What is the origin of "wake up and smell the roses"
Where did this saying come from, and what is its true meaning?
Solution 1:
The phrase "Wake up and smell the roses!" appears to be a conflation of two separate phrases, namely, "Wake up and smell the coffee!" and "Stop and smell the roses". This is confirmed to an extent by the following ngram:
Going by the graph, the two "source" phrases appear to have become popular in the 1970s while the conflated version appears to have done so in the 1980s.
According to Barry Popik (a contributor to the OED), the OED has an entry for the phrase, "Wake up and smell the coffee!":
slang (orig.
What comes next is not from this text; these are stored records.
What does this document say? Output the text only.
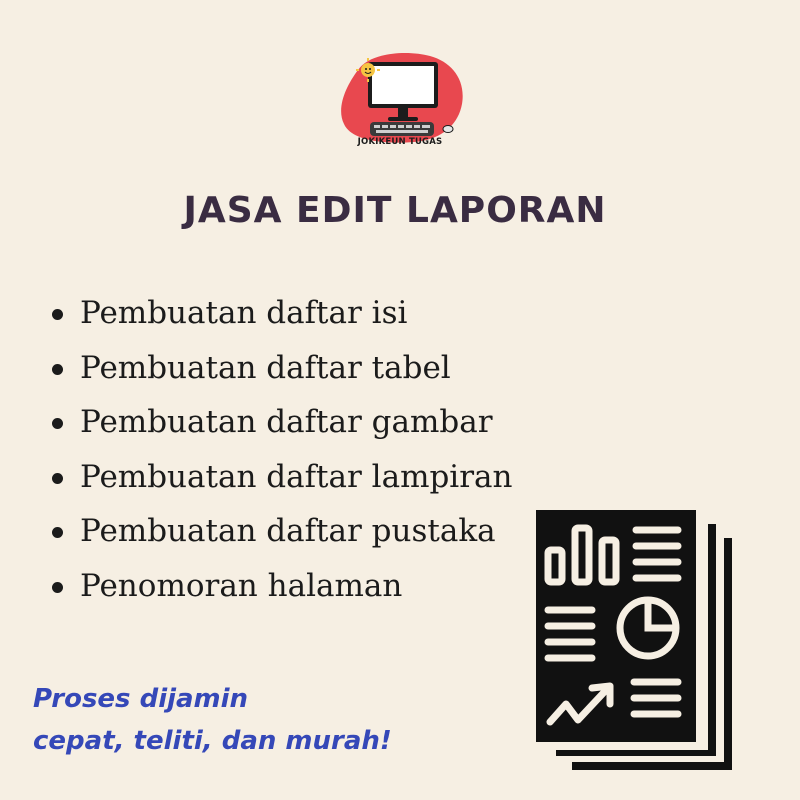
JOKIKEUN TUGAS
JASA EDIT LAPORAN
Pembuatan daftar isi
Pembuatan daftar tabel
Pembuatan daftar gambar
Pembuatan daftar lampiran
Pembuatan daftar pustaka
Penomoran halaman
Proses dijamin
cepat, teliti, dan murah!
U.S.). to wake up and smell the coffee (also decaf, etc.): to be realistic or aware; to abandon a naive or foolish notion. Freq. in imper.
Popularized by the U.S. syndicated advice columnist ‘Ann Landers’ (1918-2002, b. Esther Pauline Friedman).
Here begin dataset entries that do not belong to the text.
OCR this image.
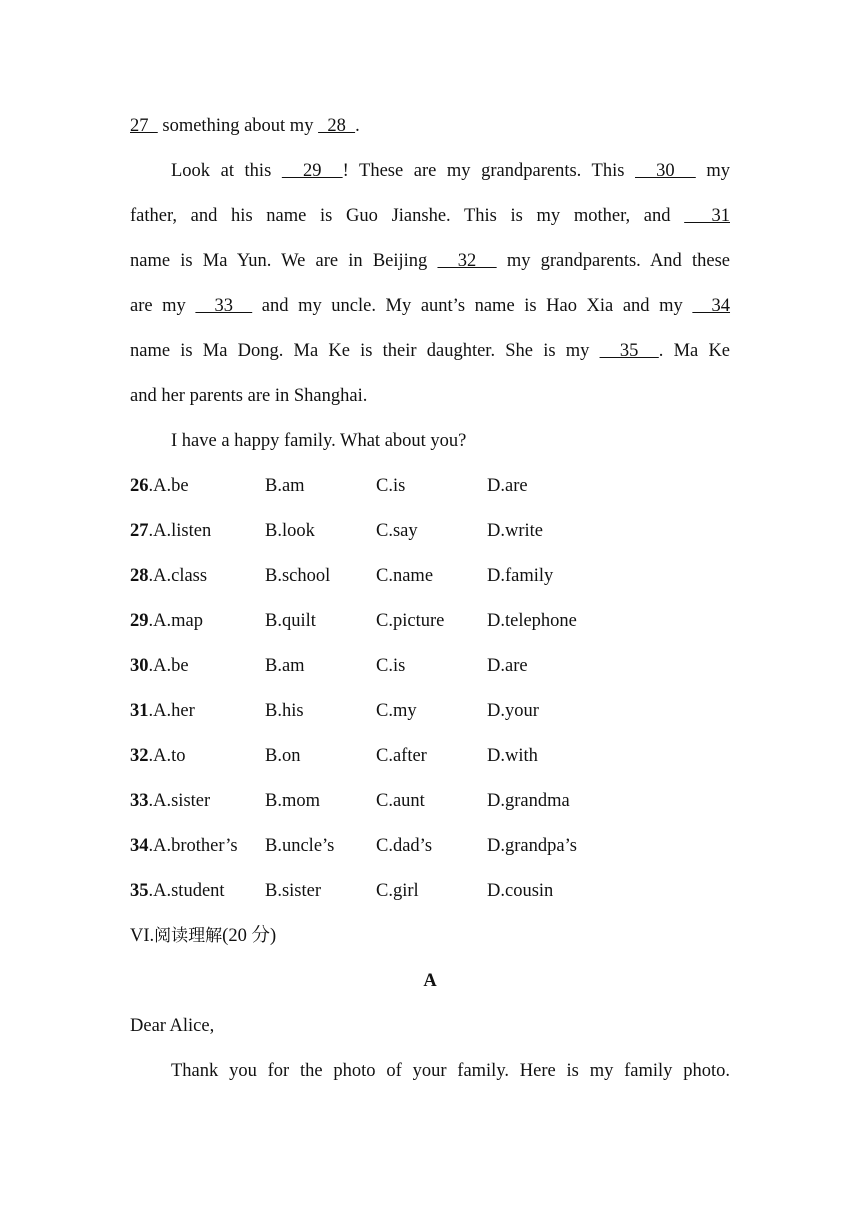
27   something about my   28  .
Look at this   29  ! These are my grandparents. This   30   my
father, and his name is Guo Jianshe. This is my mother, and   31
name is Ma Yun. We are in Beijing   32   my grandparents. And these
are my   33   and my uncle. My aunt’s name is Hao Xia and my   34
name is Ma Dong. Ma Ke is their daughter. She is my   35  . Ma Ke
and her parents are in Shanghai.
I have a happy family. What about you?
26.A.be	B.am	C.is	D.are
27.A.listen	B.look	C.say	D.write
28.A.class	B.school C.name	D.family
29.A.map	B.quilt	C.picture D.telephone
30.A.be	B.am	C.is	D.are
31.A.her	B.his	C.my	D.your
32.A.to	B.on	C.after	D.with
33.A.sister	B.mom	C.aunt	D.grandma
34.A.brother’s B.uncle’s C.dad’s	D.grandpa’s
35.A.student B.sister	C.girl	D.cousin
VI.阅读理解(20 分)
A
Dear Alice,
Thank you for the photo of your family. Here is my family photo.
1943 Chicago Daily Tribune 18 Jan. 17/2 A few years back, when a wife told her husband to ‘wake up and smell the coffee’, it usually was said in utter derision. Now, when there is coffee to smell, she shouts it to him in supreme delight
1955 ‘A. LANDERS’ in Oshkosh (Wisconsin) Daily Northwestern 21 Dec. 23/2 Wake up and smell the coffee. Do you want a wife who smokes, drinks, likes taverns and slaps you around?
The phrase, "Wake up and smell the roses!", carries the same meaning, and going by the nGram and the results on Google Books, is used around the world albeit far less frequently than the other two.
Solution 2:
I believe this comes from a mixing up of metaphors.
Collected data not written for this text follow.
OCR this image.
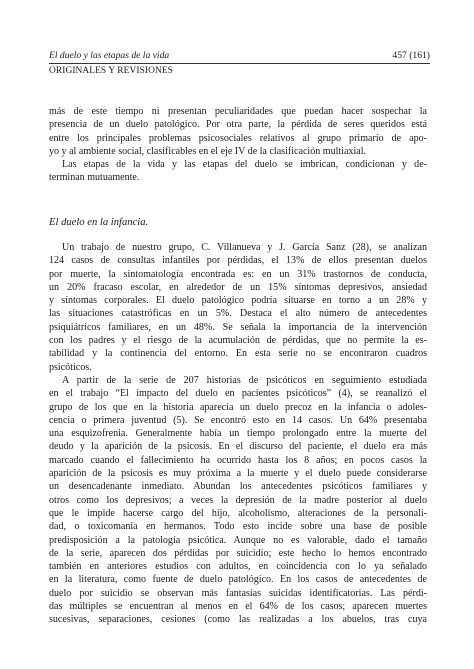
El duelo y las etapas de la vida	457 (161)
ORIGINALES Y REVISIONES
más de este tiempo ni presentan peculiaridades que puedan hacer sospechar la
presencia de un duelo patológico. Por otra parte, la pérdida de seres queridos está
entre los principales problemas psicosociales relativos al grupo primario de apo-
yo y al ambiente social, clasificables en el eje IV de la clasificación multiaxial.
Las etapas de la vida y las etapas del duelo se imbrican, condicionan y de-
terminan mutuamente.
El duelo en la infancia.
Un trabajo de nuestro grupo, C. Villanueva y J. García Sanz (28), se analizan
124 casos de consultas infantiles por pérdidas, el 13% de ellos presentan duelos
por muerte, la sintomatología encontrada es: en un 31% trastornos de conducta,
un 20% fracaso escolar, en alrededor de un 15% síntomas depresivos, ansiedad
y síntomas corporales. El duelo patológico podría situarse en torno a un 28% y
las situaciones catastróficas en un 5%. Destaca el alto número de antecedentes
psiquiátricos familiares, en un 48%. Se señala la importancia de la intervención
con los padres y el riesgo de la acumulación de pérdidas, que no permite la es-
tabilidad y la continencia del entorno. En esta serie no se encontraron cuadros
psicóticos.
A partir de la serie de 207 historias de psicóticos en seguimiento estudiada
en el trabajo “El impacto del duelo en pacientes psicóticos” (4), se reanalizó el
grupo de los que en la historia aparecía un duelo precoz en la infancia o adoles-
cencia o primera juventud (5). Se encontró esto en 14 casos. Un 64% presentaba
una esquizofrenia. Generalmente había un tiempo prolongado entre la muerte del
deudo y la aparición de la psicosis. En el discurso del paciente, el duelo era más
marcado cuando el fallecimiento ha ocurrido hasta los 8 años; en pocos casos la
aparición de la psicosis es muy próxima a la muerte y el duelo puede considerarse
un desencadenante inmediato. Abundan los antecedentes psicóticos familiares y
otros como los depresivos; a veces la depresión de la madre posterior al duelo
que le impide hacerse cargo del hijo, alcoholismo, alteraciones de la personali-
dad, o toxicomanía en hermanos. Todo esto incide sobre una base de posible
predisposición a la patología psicótica. Aunque no es valorable, dado el tamaño
de la serie, aparecen dos pérdidas por suicidio; este hecho lo hemos encontrado
también en anteriores estudios con adultos, en coincidencia con lo ya señalado
en la literatura, como fuente de duelo patológico. En los casos de antecedentes de
duelo por suicidio se observan más fantasías suicidas identificatorias. Las pérdi-
das múltiples se encuentran al menos en el 64% de los casos; aparecen muertes
sucesivas, separaciones, cesiones (como las realizadas a los abuelos, tras cuya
Stop and smell the roses (rough meaning: appreciate life).
Wake up and smell the coffee (rough meaning: get real).
The Half-Life 2 opening line "smell the ashes" is an obvious play on the idiom; also tying in with Apocalypse Now's line "I love the smell of napalm in the morning."
Also the idiom "to smell of roses" means that your character is unsullied.